En effet, c’est Ariane qui présente l’intrigue (résumée ci-dessus), juge intraitable et cynique ne vivant que pour et par la Loi, ce qui explique la dichotomie manichéenne.

En face, Bob Nolan représente tout ce qu’elle combat : ignare, inculte et légèrement déficient intellectuellement, mais surtout il est un délinquant.

Mais si la vie était si simple, ça se saurait, et surtout, il n’y aurait pas ce film !

 

Albert Dupontel, avec Bob Nolan, retrouve certains de ses personnages de scène, du temps où il tournait avec son one-man-show. Ce Nolan ressemble étrangement à ce jeune garçon qui expliquait Rambo qu’il venait voir, jouant en plus du récit avec des modulations de voix pertinentes.

Autour de ces deux personnages forts, Albert Dupontel a jouté quelques personnages loufoques – surtout parmi les magistrats – interprétés avec justesse par des habitués du réalisateur (Philippe Uchan  en juge ou Nicolas Marié en avocat), donnant une autre dimension comique au film.
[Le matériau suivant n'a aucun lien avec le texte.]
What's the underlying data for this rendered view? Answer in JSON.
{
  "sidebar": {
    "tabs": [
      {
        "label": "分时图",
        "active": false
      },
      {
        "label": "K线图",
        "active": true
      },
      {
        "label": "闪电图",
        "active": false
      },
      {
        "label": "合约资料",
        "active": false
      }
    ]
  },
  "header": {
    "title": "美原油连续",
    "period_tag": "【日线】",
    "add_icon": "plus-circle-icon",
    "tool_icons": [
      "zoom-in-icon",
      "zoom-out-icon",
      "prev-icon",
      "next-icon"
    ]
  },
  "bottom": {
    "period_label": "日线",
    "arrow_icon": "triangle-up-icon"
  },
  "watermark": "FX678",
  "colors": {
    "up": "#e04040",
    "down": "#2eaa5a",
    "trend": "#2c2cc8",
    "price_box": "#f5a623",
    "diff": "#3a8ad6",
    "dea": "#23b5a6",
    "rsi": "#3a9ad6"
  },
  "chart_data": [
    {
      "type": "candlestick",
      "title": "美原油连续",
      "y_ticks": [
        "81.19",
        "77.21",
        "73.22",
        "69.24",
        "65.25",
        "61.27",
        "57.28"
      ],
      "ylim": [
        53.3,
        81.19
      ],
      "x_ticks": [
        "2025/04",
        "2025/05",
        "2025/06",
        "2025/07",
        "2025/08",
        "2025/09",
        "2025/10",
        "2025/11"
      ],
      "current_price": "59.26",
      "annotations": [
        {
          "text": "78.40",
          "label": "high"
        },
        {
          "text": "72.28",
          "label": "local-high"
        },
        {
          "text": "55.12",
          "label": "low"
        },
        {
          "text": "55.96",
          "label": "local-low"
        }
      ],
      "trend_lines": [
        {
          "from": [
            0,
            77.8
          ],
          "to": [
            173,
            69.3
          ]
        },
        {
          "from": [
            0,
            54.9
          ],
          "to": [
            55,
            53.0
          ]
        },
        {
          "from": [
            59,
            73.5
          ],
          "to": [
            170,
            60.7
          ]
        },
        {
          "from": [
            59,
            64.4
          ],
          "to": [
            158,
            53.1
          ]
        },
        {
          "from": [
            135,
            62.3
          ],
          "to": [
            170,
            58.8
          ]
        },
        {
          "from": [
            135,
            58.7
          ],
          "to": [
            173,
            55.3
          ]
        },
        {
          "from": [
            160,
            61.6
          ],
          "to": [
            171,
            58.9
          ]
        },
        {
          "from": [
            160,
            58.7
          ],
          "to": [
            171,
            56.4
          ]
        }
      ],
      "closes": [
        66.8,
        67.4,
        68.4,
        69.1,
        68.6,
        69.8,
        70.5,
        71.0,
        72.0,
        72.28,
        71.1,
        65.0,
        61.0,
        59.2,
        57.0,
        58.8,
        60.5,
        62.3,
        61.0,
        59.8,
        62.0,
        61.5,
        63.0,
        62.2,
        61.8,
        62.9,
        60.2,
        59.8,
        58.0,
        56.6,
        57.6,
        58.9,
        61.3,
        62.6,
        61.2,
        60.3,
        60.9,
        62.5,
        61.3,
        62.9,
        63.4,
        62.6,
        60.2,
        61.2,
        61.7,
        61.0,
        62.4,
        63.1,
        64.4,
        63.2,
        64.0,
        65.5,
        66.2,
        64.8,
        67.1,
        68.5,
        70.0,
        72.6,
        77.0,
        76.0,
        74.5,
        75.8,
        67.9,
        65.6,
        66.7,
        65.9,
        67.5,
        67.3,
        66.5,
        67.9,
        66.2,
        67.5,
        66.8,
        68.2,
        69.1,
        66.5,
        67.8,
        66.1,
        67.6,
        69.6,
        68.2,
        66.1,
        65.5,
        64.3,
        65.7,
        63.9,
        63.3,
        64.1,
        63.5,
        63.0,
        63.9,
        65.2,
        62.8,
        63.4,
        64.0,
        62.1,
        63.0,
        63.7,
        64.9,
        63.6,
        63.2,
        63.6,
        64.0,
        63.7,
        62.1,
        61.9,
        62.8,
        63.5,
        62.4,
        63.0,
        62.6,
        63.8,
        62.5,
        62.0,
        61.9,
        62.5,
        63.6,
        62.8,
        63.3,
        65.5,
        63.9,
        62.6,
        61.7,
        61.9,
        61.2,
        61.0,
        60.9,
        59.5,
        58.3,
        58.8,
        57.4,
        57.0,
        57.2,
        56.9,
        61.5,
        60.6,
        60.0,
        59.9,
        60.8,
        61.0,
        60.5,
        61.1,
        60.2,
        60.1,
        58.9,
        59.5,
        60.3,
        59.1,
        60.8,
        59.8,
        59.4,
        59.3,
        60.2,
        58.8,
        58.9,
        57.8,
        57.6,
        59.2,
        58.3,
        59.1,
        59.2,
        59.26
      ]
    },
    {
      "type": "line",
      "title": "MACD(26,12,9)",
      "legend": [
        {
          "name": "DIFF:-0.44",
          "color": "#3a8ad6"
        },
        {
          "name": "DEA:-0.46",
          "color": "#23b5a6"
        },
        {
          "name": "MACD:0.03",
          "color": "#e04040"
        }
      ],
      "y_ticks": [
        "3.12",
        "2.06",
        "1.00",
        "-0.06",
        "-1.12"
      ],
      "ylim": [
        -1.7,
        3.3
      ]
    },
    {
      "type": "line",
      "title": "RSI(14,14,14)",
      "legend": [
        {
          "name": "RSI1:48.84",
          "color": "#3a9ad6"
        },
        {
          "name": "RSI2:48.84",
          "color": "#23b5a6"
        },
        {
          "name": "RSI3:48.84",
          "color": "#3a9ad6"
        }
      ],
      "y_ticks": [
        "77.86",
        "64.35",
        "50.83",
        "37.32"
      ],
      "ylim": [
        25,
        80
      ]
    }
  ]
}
En effet, la situation duelle initiale ne suffit pas à assurer le comique du film. Avec ces deux « ténors » du barreau, Dupontel ajoute une dimension sonore (l’élocution de l’avocat, dont on se demande s’il a pu un jour gagner un procès) ainsi qu’une teinte burlesque avec le juge qui se prend régulièrement des choses sur la tête.

Cet aspect burlesque s’étend à d’autres moments du film, utilisant alors des ressorts du cinéma muet : outre les objets qui assomment, on l’errance d’Ariane après le réveillon et ce qui s’ensuivit, ainsi qu’un traducteur en langue des signes très particulier (2).

 

Mais tout cela fonctionne surtout grâce à la narration. En effet, rapidement, Ariane ne commente plus rien et Dupontel (réalisateur) prend les commandes, alternant avec talent les éléments comiques et les moments plus émouvants, aidé par Sandrine Kiberlain absolument magnifique.

Encore une fois, c’est un acteur qui est derrière la caméra, et le film s’en ressent, au-delà de la maîtrise technique.

Et la séquence finale qui voit Ariane et Bob au-dessus du berceau résume à elle seule tout le ton du film.

Un grand moment.

Encore.

 

  1. « globophobe » : il mange les yeux de ses victimes.